Aos 91 anos, o ex-governador, que integrava a Legislatura à época, discursou por quase uma hora no palco do Dante Barone. Ao lado do filho, o deputado estadual Tiago Simon, e do presidente da Casa, Gabriel Souza, Pedro Simon fez um resgate histórico, começando com a instauração do regime militar em 1964, até os dias atuais.

Citando a resistência dos parlamentares gaúchos, que mantiveram as portas da Assembleia abertas, Simon contou sobre os atos que levaram a criação da Assembleia Constituinte e que proporcionaram às Diretas Já. “Acho que a Assembleia Legislativa do Rio Grande do Sul tem uma página na história do Brasil que merece ser recordada”, ressaltou ele, frisando a participação dos parlamentares gaúchos como precursores. 

Ao traçar os fatos históricos, o ex-governador contou das articulações do MDB que levaram a indicação de José Sarney como vice-presidente e, ao comentar a história recente, teceu críticas ao momento político atual, relembrando os casos de corrupção da Odebrecht e da Lava Jato. "As vezes eu fico dizendo pra mim: será que eu não perdi tempo? Mas a minha consciência me diz que as coisas estavam tão evoluídas que ou a gente resolvia, ou eu não sei onde ia parar", pontuou.

Emocionado, Simon disse, por fim, que não queria ser ele o homenageado, mas sim o que foi feito dentro do Parlamento naquela época. Encerrou seu discurso projetando dias melhores para o país. "O que eu quero é fazer história, e acho que é uma boa história o que nós vamos fazer aqui".

Filho do ex-governador e proponente da homenagem, o deputado Tiago Simon fez um relato da situação do país na época. Em meio à censura, descreveu o Parlamento como sendo uma “trincheira de resistência democrática”. “Aqui, nesse lugar, nessa Casa, nesse Parlamento, as portas se mantiveram abertas, e a Tribuna, intocável”, enalteceu. O deputado fez questão de homenagear o pai e recordar sua trajetória política. “No palco, Simon é uma história viva e uma ponte que interliga três gerações presentes em um momento histórico".

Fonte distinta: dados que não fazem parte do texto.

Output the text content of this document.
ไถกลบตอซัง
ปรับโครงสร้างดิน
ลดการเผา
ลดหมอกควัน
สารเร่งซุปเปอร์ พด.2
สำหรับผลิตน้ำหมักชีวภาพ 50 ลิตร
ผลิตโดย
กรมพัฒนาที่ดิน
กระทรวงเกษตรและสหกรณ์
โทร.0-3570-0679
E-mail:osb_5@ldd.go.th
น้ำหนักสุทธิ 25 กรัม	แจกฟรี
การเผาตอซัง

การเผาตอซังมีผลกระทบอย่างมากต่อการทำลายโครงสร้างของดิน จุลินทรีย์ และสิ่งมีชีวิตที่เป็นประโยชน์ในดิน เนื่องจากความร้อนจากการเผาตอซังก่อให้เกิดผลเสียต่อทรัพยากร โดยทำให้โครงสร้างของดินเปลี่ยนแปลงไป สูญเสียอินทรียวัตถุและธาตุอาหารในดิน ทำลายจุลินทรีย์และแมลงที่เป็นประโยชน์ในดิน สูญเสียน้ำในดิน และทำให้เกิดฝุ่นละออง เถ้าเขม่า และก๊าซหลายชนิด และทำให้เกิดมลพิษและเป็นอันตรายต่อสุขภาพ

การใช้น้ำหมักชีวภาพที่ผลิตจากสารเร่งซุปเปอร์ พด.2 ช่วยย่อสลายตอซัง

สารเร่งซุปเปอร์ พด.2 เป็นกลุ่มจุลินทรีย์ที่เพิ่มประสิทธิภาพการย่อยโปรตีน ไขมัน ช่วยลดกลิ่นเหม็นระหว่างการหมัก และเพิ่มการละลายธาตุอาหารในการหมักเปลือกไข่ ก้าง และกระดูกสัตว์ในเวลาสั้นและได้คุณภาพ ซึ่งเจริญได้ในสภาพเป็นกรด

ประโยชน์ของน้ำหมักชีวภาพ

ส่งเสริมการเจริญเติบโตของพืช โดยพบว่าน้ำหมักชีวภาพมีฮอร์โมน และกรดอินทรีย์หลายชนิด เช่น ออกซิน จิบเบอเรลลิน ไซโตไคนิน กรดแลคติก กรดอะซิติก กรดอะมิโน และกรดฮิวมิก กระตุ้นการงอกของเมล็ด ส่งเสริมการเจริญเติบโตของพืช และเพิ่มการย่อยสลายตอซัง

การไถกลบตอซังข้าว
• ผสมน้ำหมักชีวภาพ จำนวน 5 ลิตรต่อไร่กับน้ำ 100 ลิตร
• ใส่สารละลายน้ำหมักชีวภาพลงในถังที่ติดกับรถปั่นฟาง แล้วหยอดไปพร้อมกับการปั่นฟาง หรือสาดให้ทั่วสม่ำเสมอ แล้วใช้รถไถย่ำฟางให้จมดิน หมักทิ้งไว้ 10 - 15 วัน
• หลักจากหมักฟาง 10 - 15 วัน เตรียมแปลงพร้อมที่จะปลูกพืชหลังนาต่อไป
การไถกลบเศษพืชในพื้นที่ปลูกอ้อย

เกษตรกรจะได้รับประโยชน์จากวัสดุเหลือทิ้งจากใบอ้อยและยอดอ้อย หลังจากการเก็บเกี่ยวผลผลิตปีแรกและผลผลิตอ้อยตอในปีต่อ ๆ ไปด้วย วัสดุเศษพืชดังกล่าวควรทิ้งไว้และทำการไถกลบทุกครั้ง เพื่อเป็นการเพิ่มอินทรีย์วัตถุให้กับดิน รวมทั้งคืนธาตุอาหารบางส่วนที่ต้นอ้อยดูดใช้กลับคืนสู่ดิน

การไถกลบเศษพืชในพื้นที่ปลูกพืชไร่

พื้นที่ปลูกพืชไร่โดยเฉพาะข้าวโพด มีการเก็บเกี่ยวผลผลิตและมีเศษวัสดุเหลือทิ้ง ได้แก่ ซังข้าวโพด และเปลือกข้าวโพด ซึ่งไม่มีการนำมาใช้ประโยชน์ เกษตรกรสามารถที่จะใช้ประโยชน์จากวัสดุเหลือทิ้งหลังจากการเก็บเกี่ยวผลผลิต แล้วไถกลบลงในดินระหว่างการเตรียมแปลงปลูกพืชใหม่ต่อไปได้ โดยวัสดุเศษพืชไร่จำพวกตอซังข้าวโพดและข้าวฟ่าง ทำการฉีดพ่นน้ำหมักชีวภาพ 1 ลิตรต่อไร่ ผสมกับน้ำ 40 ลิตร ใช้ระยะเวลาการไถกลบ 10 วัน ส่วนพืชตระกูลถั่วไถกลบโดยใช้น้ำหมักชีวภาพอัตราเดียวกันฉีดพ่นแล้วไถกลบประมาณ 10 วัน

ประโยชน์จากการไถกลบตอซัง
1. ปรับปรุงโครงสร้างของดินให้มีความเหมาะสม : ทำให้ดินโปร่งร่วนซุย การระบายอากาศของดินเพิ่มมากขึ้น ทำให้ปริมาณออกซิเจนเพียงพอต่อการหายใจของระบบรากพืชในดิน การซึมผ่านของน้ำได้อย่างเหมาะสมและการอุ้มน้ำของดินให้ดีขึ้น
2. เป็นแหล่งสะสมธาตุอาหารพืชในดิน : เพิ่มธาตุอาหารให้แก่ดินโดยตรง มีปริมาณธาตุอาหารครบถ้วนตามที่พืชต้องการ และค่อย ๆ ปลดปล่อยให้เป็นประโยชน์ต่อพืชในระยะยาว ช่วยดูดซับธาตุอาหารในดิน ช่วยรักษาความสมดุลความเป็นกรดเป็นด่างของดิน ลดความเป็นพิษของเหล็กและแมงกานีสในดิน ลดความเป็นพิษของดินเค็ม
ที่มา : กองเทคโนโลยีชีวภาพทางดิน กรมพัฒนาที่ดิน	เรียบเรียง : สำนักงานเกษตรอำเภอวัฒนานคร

No mesmo tom, o presidente da Casa também prestou sua homenagem aos deputados que mantiveram a Assembleia aberta, frisando a importância de contar a história do Parlamento gaúcho, que, ao se manter aberto, quando Legislativo de quase todos os estados havia fechado, “se consagrou como uma fortaleza”. “Aqui se resistia, se denunciavam e se discutiam formas de combater a opressão”, contou. Reiterando, por fim, a independência do Parlamento.  “Não nos conformamos com as injustiças e não nos acomodamos ao cabresto”.

Na plateia, lideranças do MDB 

O evento, que contou com o concerto da Orquestra Sinfônica de Porto Alegre (Ospa), teve a participação de importantes lideranças do MDB no Estado. Por exemplo, na primeira fila, estavam o presidente estadual do partido, Alceu Moreira; o ex-governador José Ivo Sartori; e o prefeito da Capital, Sebastião Melo. O chefe da Casa Civíl, Artur Lemos, representou o governo. Além deles, deputados estaduais e o deputado federal Giovani Feltes, secretários estaduais e municipais do partido também compareceram.